A pared-down version of the official Tory conference programme has gone live on the Conservatives’ official website. It’s a straightforward affair compared to previous years, and looks like the programme has more member-led elements than usual. Grist for the hacks…
There are short speeches from most Shadow Cabinet ministers and from the leaders of the Scottish and Welsh Conservatives. Eye-catchingly, there will be main stage sessions on “the meaning of sex: gender critical debate” and “big tech on trial”, which will discuss the Online Safety Act. A piece of legislation introduced by the, er, Conservatives…
It doesn’t look like there is space on the main podium for the brightest backbench performers such as Katie Lam and Nick Timothy. All eyes on the leader’s speech then…
Shadow Justice Secretary Robert Jenrick told GB News that he profoundly disagrees with former campaign manager and now Reform MP Danny Kruger that the Conservative Party is “dead“. He said:
“Well, look, obviously I’m very sad to see Danny leave the Conservative Party. He’s a personal friend of mine and he’s somebody I hold in very high regard. But I disagree with him profoundly on this issue. What I need to do now, and the fellow members of the Conservative Party, is focus on the future. There’s no point looking backwards.”

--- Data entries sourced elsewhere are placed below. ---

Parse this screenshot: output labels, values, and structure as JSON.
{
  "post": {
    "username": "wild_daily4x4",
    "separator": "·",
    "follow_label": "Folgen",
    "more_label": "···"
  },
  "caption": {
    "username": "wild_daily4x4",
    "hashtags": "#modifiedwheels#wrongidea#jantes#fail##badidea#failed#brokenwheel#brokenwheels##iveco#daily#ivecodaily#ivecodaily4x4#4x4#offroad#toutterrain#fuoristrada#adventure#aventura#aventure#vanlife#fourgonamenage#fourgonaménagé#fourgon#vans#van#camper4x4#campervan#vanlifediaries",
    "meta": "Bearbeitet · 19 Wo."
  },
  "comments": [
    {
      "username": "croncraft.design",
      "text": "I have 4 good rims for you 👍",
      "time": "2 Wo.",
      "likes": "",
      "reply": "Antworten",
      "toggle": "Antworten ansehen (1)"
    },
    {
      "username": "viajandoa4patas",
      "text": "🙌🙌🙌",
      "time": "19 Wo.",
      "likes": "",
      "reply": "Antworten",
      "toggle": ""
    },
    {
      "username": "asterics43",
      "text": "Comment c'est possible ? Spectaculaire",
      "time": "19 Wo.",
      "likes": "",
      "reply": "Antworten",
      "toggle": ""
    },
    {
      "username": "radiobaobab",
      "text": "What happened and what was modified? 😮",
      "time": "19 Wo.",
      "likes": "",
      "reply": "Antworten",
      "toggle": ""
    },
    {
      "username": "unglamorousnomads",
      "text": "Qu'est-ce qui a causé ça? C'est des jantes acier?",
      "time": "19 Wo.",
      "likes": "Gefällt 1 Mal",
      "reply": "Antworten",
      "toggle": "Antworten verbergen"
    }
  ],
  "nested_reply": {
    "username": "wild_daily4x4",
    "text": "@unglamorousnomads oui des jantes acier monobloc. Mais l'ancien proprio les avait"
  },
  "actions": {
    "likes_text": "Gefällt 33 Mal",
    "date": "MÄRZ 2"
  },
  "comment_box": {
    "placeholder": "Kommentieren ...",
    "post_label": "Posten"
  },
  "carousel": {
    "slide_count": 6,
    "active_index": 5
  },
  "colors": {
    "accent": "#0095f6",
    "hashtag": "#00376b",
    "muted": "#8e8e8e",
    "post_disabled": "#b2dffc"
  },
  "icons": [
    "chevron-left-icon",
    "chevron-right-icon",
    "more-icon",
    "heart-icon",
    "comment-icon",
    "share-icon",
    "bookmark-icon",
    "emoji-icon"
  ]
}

Kruger said earlier today: “I wished that [Jenrick] had won because I think he would have done things differently”. Jenrick insisted that Kemi was the right person for the job, though that “there’s a mountain to climb”. Tough times for the Tories…
Danny Kruger is, at the time of going to pixel, still the advertised guest speaker at the CPF’s “paving the way to success for the Conservative Party” event. Invites landed in Salisbury Conservative Association members’ inboxes at 13:13 this afternoon, roughly two hours after Kruger declared the party was “over” and he was jumping ship to Reform. The top question up for discussion was to be “are the issues getting better, still the same or getting worse?”…

Luckily they’ve still got ten days to find someone else. Provided they take a slightly more optimistic view on the topics at hand…
Simon Dudley, senior fellow at Tory think tank Onward and former chairman of Homes England, is set to become a new Tory Party Treasurer. Big job in times like these…
Dudley is well-known in the as a pro-housing voice and board member of the new Conservative YIMBY group. He is set to debut his new role in late October with a Tory donor party with Shadow Cabinet figures in attendance. At a ten-bed mansion on the bank of the Thames…
Guido hears Shadow Justice Secretary Robert Jenrick will be the keynote speaker. You need a big name to get the donors in post-Conference…
The Tories are still sorting out invites co-ordinated by James Yucel. And they say opposition is no fun…
Vocal Suella Braverman has called Shadow Foreign Secretary Priti Patel’s Illegal Migration Bill a “dead letter.“ Shots across bows…
Braverman has penned a punchy Telegraph piece today on the failure of the Home Office to deal with the small boats crisis. She references Priti’s 2021 bill:
“I asked why we were not prosecuting for illegal entry – after all, it had been made a criminal offence by the Nationality and Borders Act of 2021. The answer revealed the hollowness of our system. The CPS, knowing each migrant could lodge an asylum claim that trumped criminal charges under the Refugee Convention (included in s31 of the Immigration and Asylum Act 1999), quietly deprioritised enforcement. Border Force and police saw little point in pursuing charges destined to collapse in court. The law, though passed with fanfare, was a dead letter and no minister could go behind “operational independence”.”
Braverman is speaking at the Prosperity Institute tomorrow alongside Richard Tice and David Frost on her plan to leave the ECHR. Interesting speaker list…
Kemi Badenoch is using a speech in the City to offer Starmer Tory co-operation on cutting the welfare bill, warning that Labour are “pushing Britain closer to a bond crisis.” She’ll argue Reeves’ “tax doom loop” has already left households £1,700 worse off, and that the deficit could double over the next five years. Offering Labour a helping hand…
Former leader of the SNP in Westminster Ian Blackford told Times Radio why he believes Nicola Sturgeon’s claim that she spent no time in the kitchen and therefore didn’t see any of her husband’s purchases:
“She doesn’t have a passion for cooking.”